Every day they come flocking towards our cars as we drive to and back from work, waving their pieces of paper advertising their special offers, prompting us to roll up our windows, put our palms up and shake our heads. Yet still they persevere the next day, and the next.
In a way, I admire the determination shown by the flyer distributors who roam our streets every day. Braving the traffic and the weather, they flit from car to car, handing out their bits of paper. But these bits of paper are bits of paper that I do not want and do not need. I do not need to know that a huge supermarket in the suburbs is selling cans of tuna fish (which, incidentally, I dislike) at half price for one week only, I do not want to be told that I should rush to buy a shirt that will fall to pieces before the January sales and I have no interest in taking dance classes, computer classes or any other classes.
Then there are those companies who recruit people to place these handouts on your windscreen and others who send you junk mail or simply get the post office to stuff things in your letter box. The steps at my local post office are littered with these pieces of paper.
But at least these people are willing to offer something for free, even if it is a piece of paper that no one wants. There are others who want to take your money instead. They sell magazines and booklets and raffle tickets. Personally, I don’t want any of these and if I did, I wouldn’t wait to be stuck at the traffic lights before I decided to get them.
Junk mail is everywhere, and not just in printed form. I get junk emails, usually advertising certain drugs which I am happy to say I do not need, and sometimes websites, software or Rolex replicas. Other times I may receive a “Final winning notification” alerting me to the fact that, congratulations, I am a lucky winner and my email was attached to the jackpot winning lottery ticket, or sometimes an email from Ghana, Sierra Leone or Nigeria titled “Urgent Assistance” and asking me to help transfer fifteen million dollars.

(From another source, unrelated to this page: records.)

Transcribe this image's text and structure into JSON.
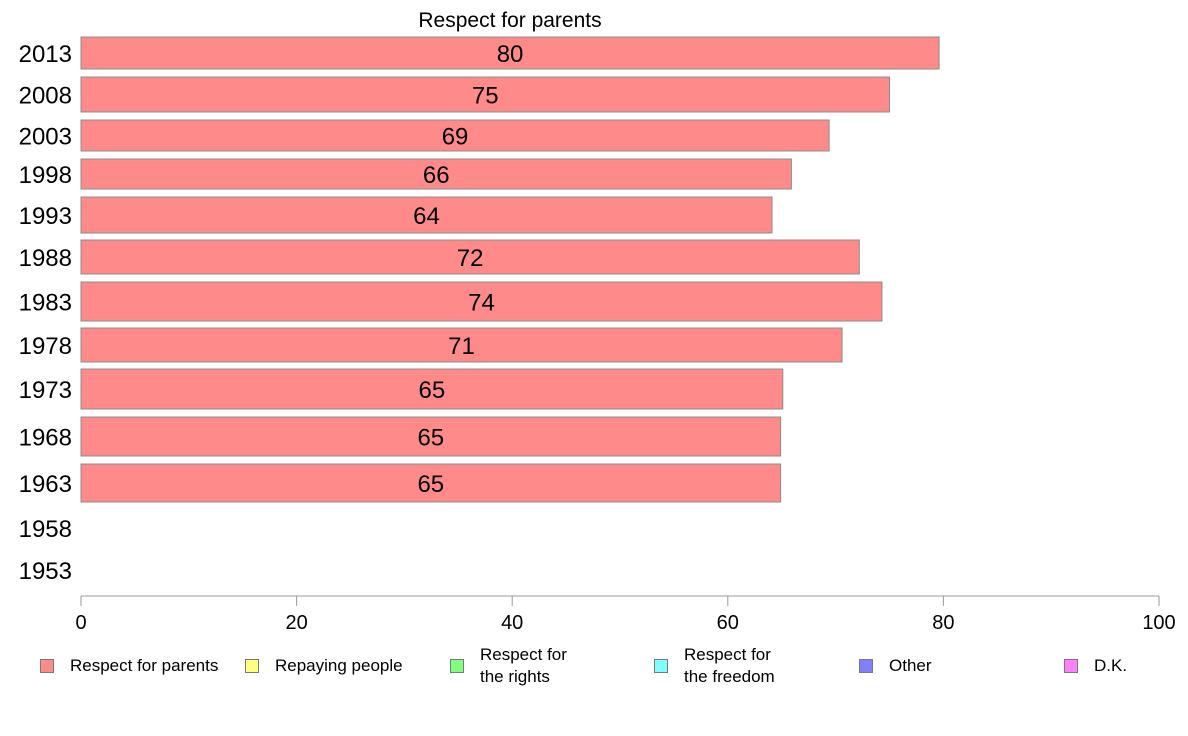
{
  "chart_data": {
    "type": "bar",
    "orientation": "horizontal",
    "title": "Respect for parents",
    "categories": [
      "2013",
      "2008",
      "2003",
      "1998",
      "1993",
      "1988",
      "1983",
      "1978",
      "1973",
      "1968",
      "1963",
      "1958",
      "1953"
    ],
    "series": [
      {
        "name": "Respect for parents",
        "color": "#ff8a8a",
        "values": [
          79.6,
          75.0,
          69.4,
          65.9,
          64.1,
          72.2,
          74.3,
          70.6,
          65.1,
          64.9,
          64.9,
          null,
          null
        ],
        "labels": [
          "80",
          "75",
          "69",
          "66",
          "64",
          "72",
          "74",
          "71",
          "65",
          "65",
          "65",
          "",
          ""
        ]
      }
    ],
    "xlim": [
      0,
      100
    ],
    "xticks": [
      0,
      20,
      40,
      60,
      80,
      100
    ],
    "xtick_labels": [
      "0",
      "20",
      "40",
      "60",
      "80",
      "100"
    ],
    "grid": false,
    "legend_position": "bottom"
  },
  "legend": {
    "items": [
      {
        "label": "Respect for parents",
        "color": "#ff8a8a"
      },
      {
        "label": "Repaying people",
        "color": "#ffff80"
      },
      {
        "label": "Respect for\nthe rights",
        "color": "#80ff80"
      },
      {
        "label": "Respect for\nthe freedom",
        "color": "#80ffff"
      },
      {
        "label": "Other",
        "color": "#8080ff"
      },
      {
        "label": "D.K.",
        "color": "#ff80ff"
      }
    ]
  }
}
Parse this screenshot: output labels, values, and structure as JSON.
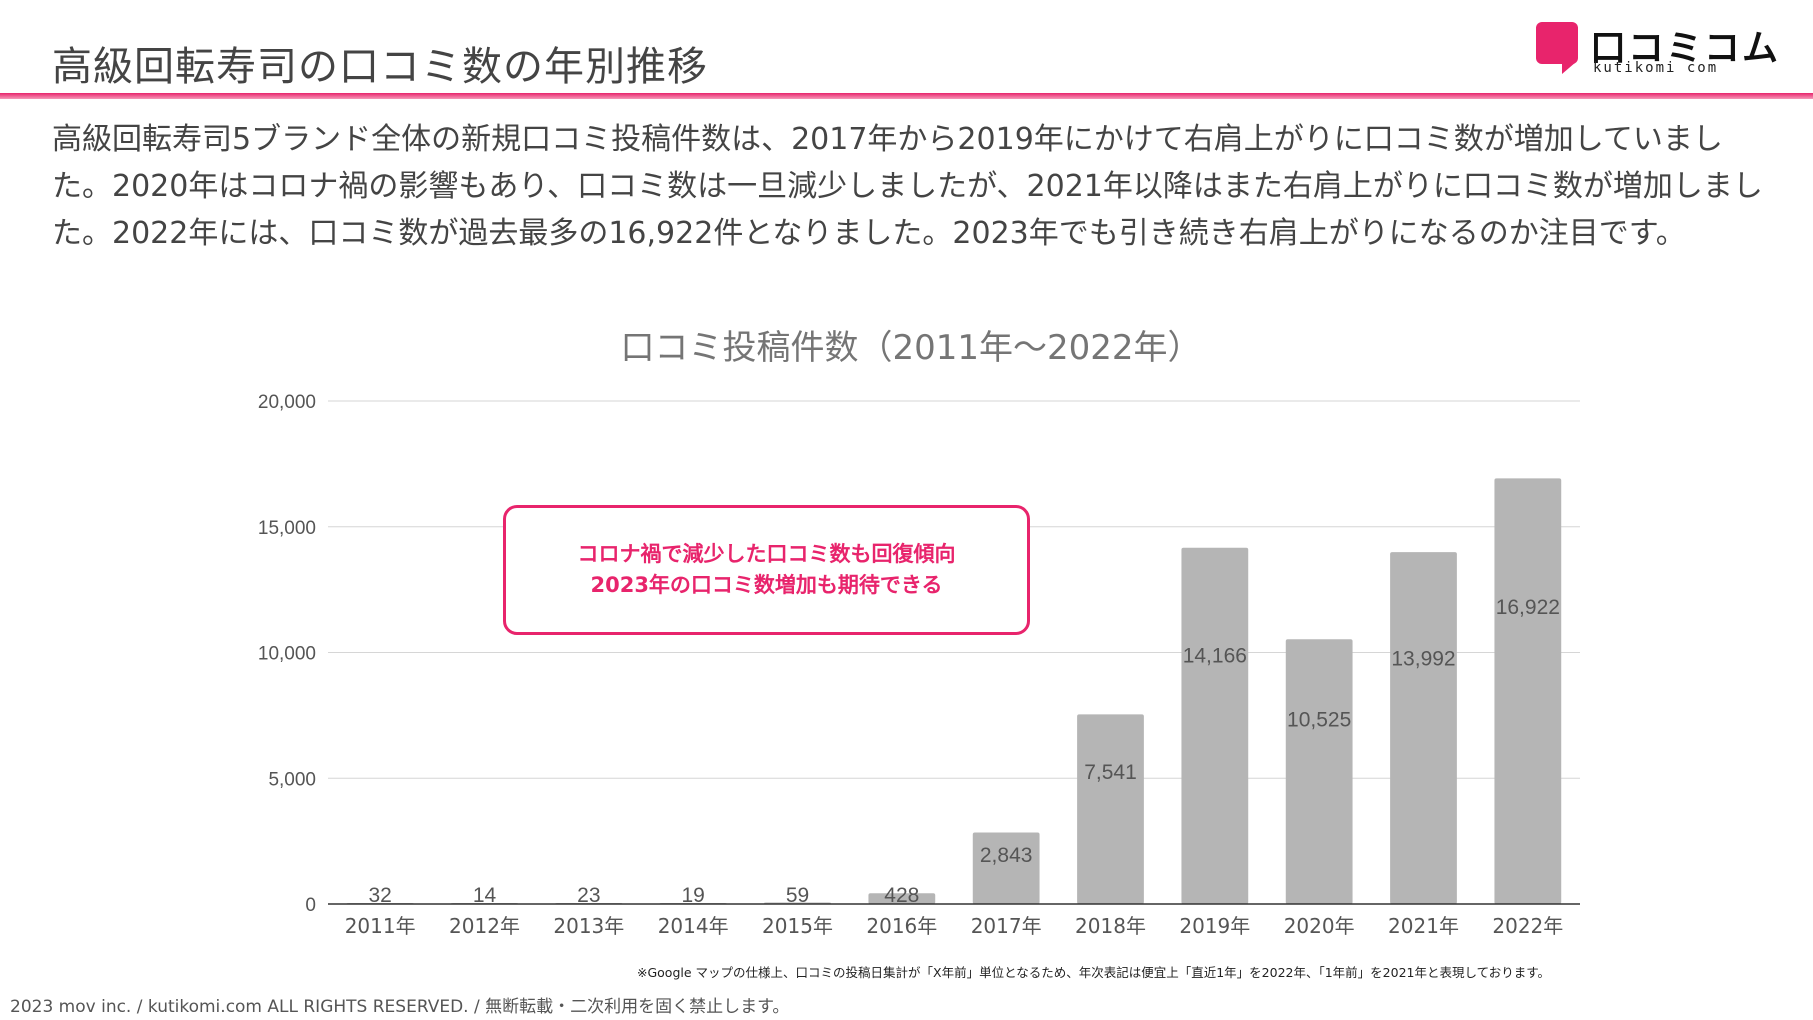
{
  "header": {
    "title": "高級回転寿司の口コミ数の年別推移",
    "logo_text": "口コミコム",
    "logo_sub": "kutikomi com",
    "accent_color": "#e8246c"
  },
  "summary": "高級回転寿司5ブランド全体の新規口コミ投稿件数は、2017年から2019年にかけて右肩上がりに口コミ数が増加していました。2020年はコロナ禍の影響もあり、口コミ数は一旦減少しましたが、2021年以降はまた右肩上がりに口コミ数が増加しました。2022年には、口コミ数が過去最多の16,922件となりました。2023年でも引き続き右肩上がりになるのか注目です。",
  "callout": {
    "line1": "コロナ禍で減少した口コミ数も回復傾向",
    "line2": "2023年の口コミ数増加も期待できる",
    "color": "#e8246c"
  },
  "chart_data": {
    "type": "bar",
    "title": "口コミ投稿件数（2011年〜2022年）",
    "categories": [
      "2011年",
      "2012年",
      "2013年",
      "2014年",
      "2015年",
      "2016年",
      "2017年",
      "2018年",
      "2019年",
      "2020年",
      "2021年",
      "2022年"
    ],
    "values": [
      32,
      14,
      23,
      19,
      59,
      428,
      2843,
      7541,
      14166,
      10525,
      13992,
      16922
    ],
    "value_labels": [
      "32",
      "14",
      "23",
      "19",
      "59",
      "428",
      "2,843",
      "7,541",
      "14,166",
      "10,525",
      "13,992",
      "16,922"
    ],
    "ylim": [
      0,
      20000
    ],
    "yticks": [
      0,
      5000,
      10000,
      15000,
      20000
    ],
    "ytick_labels": [
      "0",
      "5,000",
      "10,000",
      "15,000",
      "20,000"
    ],
    "grid": true,
    "bar_color": "#b5b5b5",
    "xlabel": "",
    "ylabel": ""
  },
  "footnote": "※Google マップの仕様上、口コミの投稿日集計が「X年前」単位となるため、年次表記は便宜上「直近1年」を2022年、「1年前」を2021年と表現しております。",
  "copyright": "2023 mov inc. / kutikomi.com ALL RIGHTS RESERVED. / 無断転載・二次利用を固く禁止します。"
}
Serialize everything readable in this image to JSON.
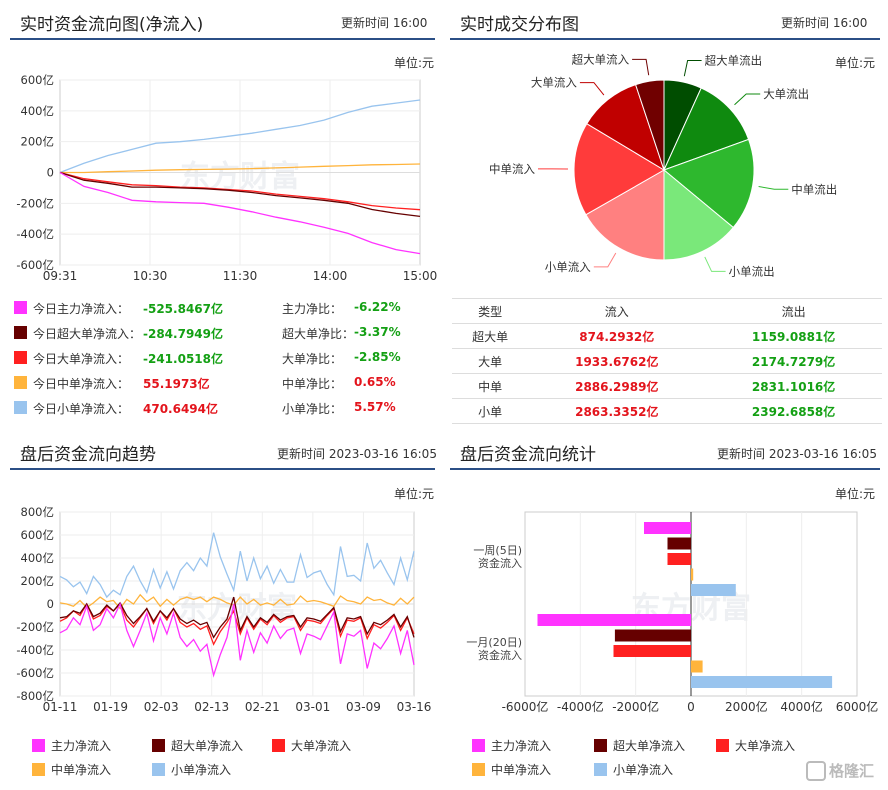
{
  "panels": {
    "realtime_flow": {
      "title": "实时资金流向图(净流入)",
      "update": "更新时间 16:00",
      "unit": "单位:元"
    },
    "distribution": {
      "title": "实时成交分布图",
      "update": "更新时间 16:00",
      "unit": "单位:元"
    },
    "trend": {
      "title": "盘后资金流向趋势",
      "update": "更新时间 2023-03-16 16:05",
      "unit": "单位:元"
    },
    "stats": {
      "title": "盘后资金流向统计",
      "update": "更新时间 2023-03-16 16:05",
      "unit": "单位:元"
    }
  },
  "watermark": "东方财富",
  "corner_logo": "格隆汇",
  "colors": {
    "main": "#ff33ff",
    "super": "#660000",
    "big": "#ff2020",
    "mid": "#ffb43c",
    "small": "#99c4ee"
  },
  "today_stats": [
    {
      "label": "今日主力净流入：",
      "value": "-525.8467亿",
      "label2": "主力净比：",
      "value2": "-6.22%",
      "color": "#ff33ff",
      "neg": true,
      "neg2": true
    },
    {
      "label": "今日超大单净流入：",
      "value": "-284.7949亿",
      "label2": "超大单净比：",
      "value2": "-3.37%",
      "color": "#660000",
      "neg": true,
      "neg2": true
    },
    {
      "label": "今日大单净流入：",
      "value": "-241.0518亿",
      "label2": "大单净比：",
      "value2": "-2.85%",
      "color": "#ff2020",
      "neg": true,
      "neg2": true
    },
    {
      "label": "今日中单净流入：",
      "value": "55.1973亿",
      "label2": "中单净比：",
      "value2": "0.65%",
      "color": "#ffb43c",
      "neg": false,
      "neg2": false
    },
    {
      "label": "今日小单净流入：",
      "value": "470.6494亿",
      "label2": "小单净比：",
      "value2": "5.57%",
      "color": "#99c4ee",
      "neg": false,
      "neg2": false
    }
  ],
  "table": {
    "headers": [
      "类型",
      "流入",
      "流出"
    ],
    "rows": [
      [
        "超大单",
        "874.2932亿",
        "1159.0881亿"
      ],
      [
        "大单",
        "1933.6762亿",
        "2174.7279亿"
      ],
      [
        "中单",
        "2886.2989亿",
        "2831.1016亿"
      ],
      [
        "小单",
        "2863.3352亿",
        "2392.6858亿"
      ]
    ]
  },
  "legend": [
    "主力净流入",
    "超大单净流入",
    "大单净流入",
    "中单净流入",
    "小单净流入"
  ],
  "chart_data": [
    {
      "type": "line",
      "title": "实时资金流向图(净流入)",
      "x_ticks": [
        "09:31",
        "10:30",
        "11:30",
        "14:00",
        "15:00"
      ],
      "y_ticks": [
        "600亿",
        "400亿",
        "200亿",
        "0",
        "-200亿",
        "-400亿",
        "-600亿"
      ],
      "ylim": [
        -600,
        600
      ],
      "series": [
        {
          "name": "小单净流入",
          "color": "#99c4ee",
          "values": [
            0,
            60,
            110,
            150,
            190,
            200,
            215,
            235,
            255,
            280,
            305,
            340,
            390,
            430,
            450,
            470
          ]
        },
        {
          "name": "中单净流入",
          "color": "#ffb43c",
          "values": [
            0,
            0,
            5,
            10,
            15,
            18,
            20,
            22,
            25,
            30,
            35,
            40,
            45,
            50,
            52,
            55
          ]
        },
        {
          "name": "大单净流入",
          "color": "#ff2020",
          "values": [
            0,
            -40,
            -60,
            -80,
            -85,
            -95,
            -100,
            -110,
            -120,
            -140,
            -155,
            -170,
            -190,
            -215,
            -230,
            -241
          ]
        },
        {
          "name": "超大单净流入",
          "color": "#660000",
          "values": [
            0,
            -50,
            -70,
            -95,
            -95,
            -100,
            -105,
            -115,
            -130,
            -150,
            -165,
            -180,
            -200,
            -240,
            -265,
            -285
          ]
        },
        {
          "name": "主力净流入",
          "color": "#ff33ff",
          "values": [
            0,
            -90,
            -130,
            -180,
            -190,
            -195,
            -200,
            -225,
            -255,
            -290,
            -320,
            -355,
            -395,
            -455,
            -500,
            -526
          ]
        }
      ]
    },
    {
      "type": "pie",
      "title": "实时成交分布图",
      "labels": [
        "超大单流出",
        "大单流出",
        "中单流出",
        "小单流出",
        "小单流入",
        "中单流入",
        "大单流入",
        "超大单流入"
      ],
      "values": [
        1159.0881,
        2174.7279,
        2831.1016,
        2392.6858,
        2863.3352,
        2886.2989,
        1933.6762,
        874.2932
      ],
      "colors": [
        "#004d00",
        "#0f8a0f",
        "#2eb82e",
        "#7ae87a",
        "#ff8080",
        "#ff3b3b",
        "#c00000",
        "#700000"
      ]
    },
    {
      "type": "line",
      "title": "盘后资金流向趋势",
      "x_ticks": [
        "01-11",
        "01-19",
        "02-03",
        "02-13",
        "02-21",
        "03-01",
        "03-09",
        "03-16"
      ],
      "y_ticks": [
        "800亿",
        "600亿",
        "400亿",
        "200亿",
        "0",
        "-200亿",
        "-400亿",
        "-600亿",
        "-800亿"
      ],
      "ylim": [
        -800,
        800
      ],
      "series": [
        {
          "name": "小单净流入",
          "color": "#99c4ee",
          "values": [
            240,
            210,
            150,
            190,
            90,
            240,
            170,
            60,
            120,
            80,
            240,
            330,
            200,
            100,
            300,
            140,
            280,
            130,
            290,
            360,
            290,
            400,
            330,
            620,
            410,
            260,
            120,
            460,
            200,
            400,
            220,
            330,
            180,
            300,
            190,
            190,
            430,
            230,
            270,
            290,
            170,
            80,
            500,
            240,
            250,
            200,
            530,
            310,
            380,
            270,
            170,
            400,
            210,
            460
          ]
        },
        {
          "name": "中单净流入",
          "color": "#ffb43c",
          "values": [
            10,
            0,
            -20,
            30,
            -30,
            10,
            60,
            20,
            30,
            -40,
            40,
            0,
            80,
            20,
            60,
            -20,
            40,
            -10,
            40,
            60,
            40,
            60,
            20,
            60,
            40,
            10,
            -10,
            60,
            0,
            40,
            -10,
            10,
            -10,
            40,
            -10,
            0,
            70,
            20,
            30,
            20,
            0,
            -20,
            70,
            30,
            20,
            0,
            60,
            30,
            40,
            10,
            -10,
            50,
            0,
            60
          ]
        },
        {
          "name": "大单净流入",
          "color": "#ff2020",
          "values": [
            -150,
            -120,
            -60,
            -100,
            0,
            -130,
            -100,
            -20,
            -60,
            0,
            -140,
            -200,
            -120,
            -40,
            -170,
            -60,
            -140,
            -40,
            -160,
            -200,
            -170,
            -220,
            -190,
            -350,
            -240,
            -160,
            -60,
            -260,
            -120,
            -220,
            -130,
            -180,
            -100,
            -160,
            -120,
            -110,
            -230,
            -140,
            -150,
            -170,
            -100,
            -40,
            -280,
            -140,
            -150,
            -120,
            -300,
            -180,
            -210,
            -160,
            -100,
            -230,
            -120,
            -260
          ]
        },
        {
          "name": "超大单净流入",
          "color": "#660000",
          "values": [
            -120,
            -110,
            -60,
            -80,
            0,
            -110,
            -80,
            -10,
            -60,
            10,
            -100,
            -170,
            -110,
            -40,
            -150,
            -60,
            -120,
            -40,
            -130,
            -170,
            -140,
            -180,
            -160,
            -290,
            -200,
            -130,
            60,
            -230,
            -110,
            -200,
            -120,
            -160,
            -90,
            -140,
            -110,
            -100,
            -200,
            -120,
            -130,
            -150,
            -90,
            -30,
            -240,
            -120,
            -130,
            -110,
            -260,
            -160,
            -180,
            -140,
            -90,
            -200,
            -110,
            -290
          ]
        },
        {
          "name": "主力净流入",
          "color": "#ff33ff",
          "values": [
            -250,
            -220,
            -120,
            -180,
            -20,
            -230,
            -180,
            -40,
            -120,
            0,
            -230,
            -370,
            -230,
            -80,
            -320,
            -120,
            -260,
            -80,
            -290,
            -370,
            -310,
            -410,
            -350,
            -620,
            -440,
            -290,
            0,
            -490,
            -230,
            -420,
            -250,
            -340,
            -190,
            -300,
            -230,
            -210,
            -430,
            -260,
            -280,
            -310,
            -190,
            -70,
            -520,
            -260,
            -280,
            -230,
            -560,
            -340,
            -390,
            -300,
            -190,
            -430,
            -230,
            -530
          ]
        }
      ]
    },
    {
      "type": "bar",
      "title": "盘后资金流向统计",
      "categories": [
        "一周(5日)资金流入",
        "一月(20日)资金流入"
      ],
      "x_ticks": [
        "-6000亿",
        "-4000亿",
        "-2000亿",
        "0",
        "2000亿",
        "4000亿",
        "6000亿"
      ],
      "xlim": [
        -6000,
        6000
      ],
      "series": [
        {
          "name": "主力净流入",
          "color": "#ff33ff",
          "values": [
            -1700,
            -5550
          ]
        },
        {
          "name": "超大单净流入",
          "color": "#660000",
          "values": [
            -850,
            -2750
          ]
        },
        {
          "name": "大单净流入",
          "color": "#ff2020",
          "values": [
            -850,
            -2800
          ]
        },
        {
          "name": "中单净流入",
          "color": "#ffb43c",
          "values": [
            80,
            420
          ]
        },
        {
          "name": "小单净流入",
          "color": "#99c4ee",
          "values": [
            1620,
            5100
          ]
        }
      ]
    }
  ]
}
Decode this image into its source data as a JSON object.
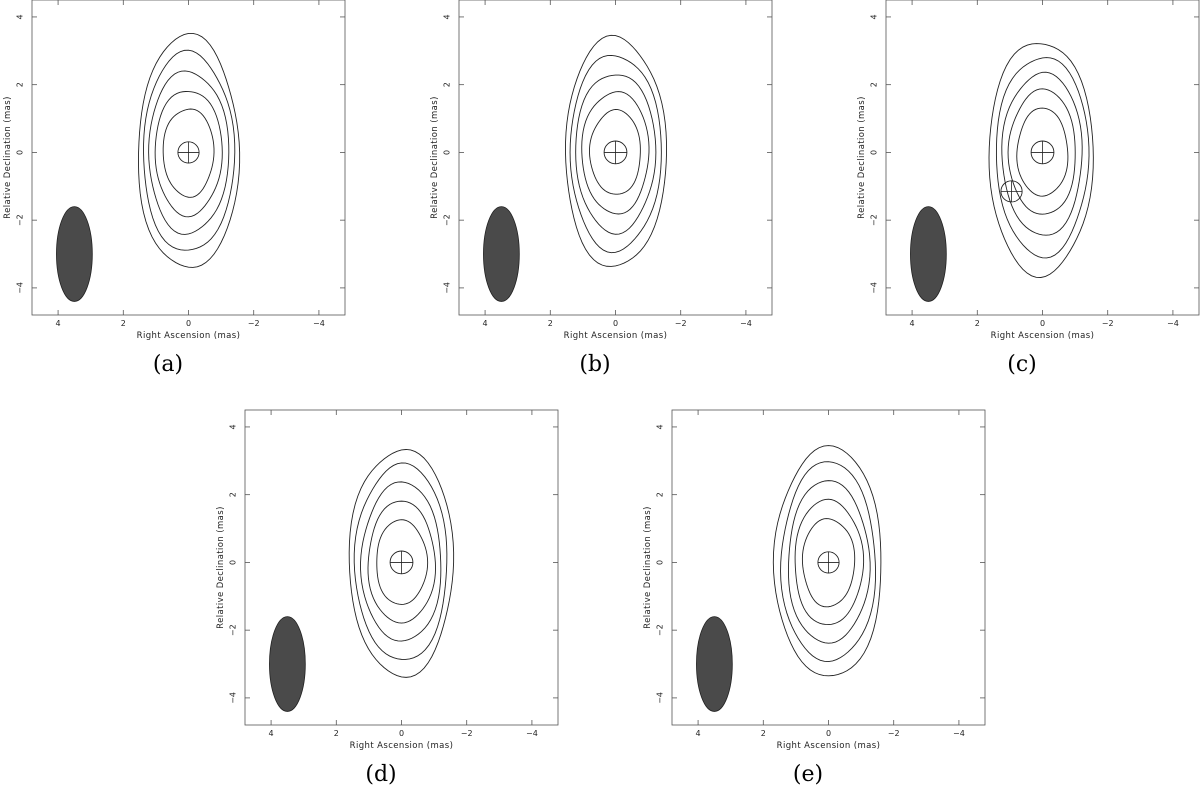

I also get junk text messages on my cell phone, which I pretend are from friends to make people think I am popular.
Other times people come to my office or house trying to get me to give them money to the charity they’ve been paid to represent that week, while others come to sell me fruit, jars of jam or other foodstuffs (the priest who reached into his robe to take out a leg of ham was an interesting variation on a common theme- most of our priests would just ask for cash).
So I’ll make it clear to the junk mail senders, the pamphlet distributors and everyone else- I do not want to buy anything unless I know where it came from, I do not want to give money unless I know where it’s going, and I do not want to know about special offers, half price, two for ones, 10% off, fire sales, bargains, three for twos or one time onlys. Especially when the product advertised is tuna fish.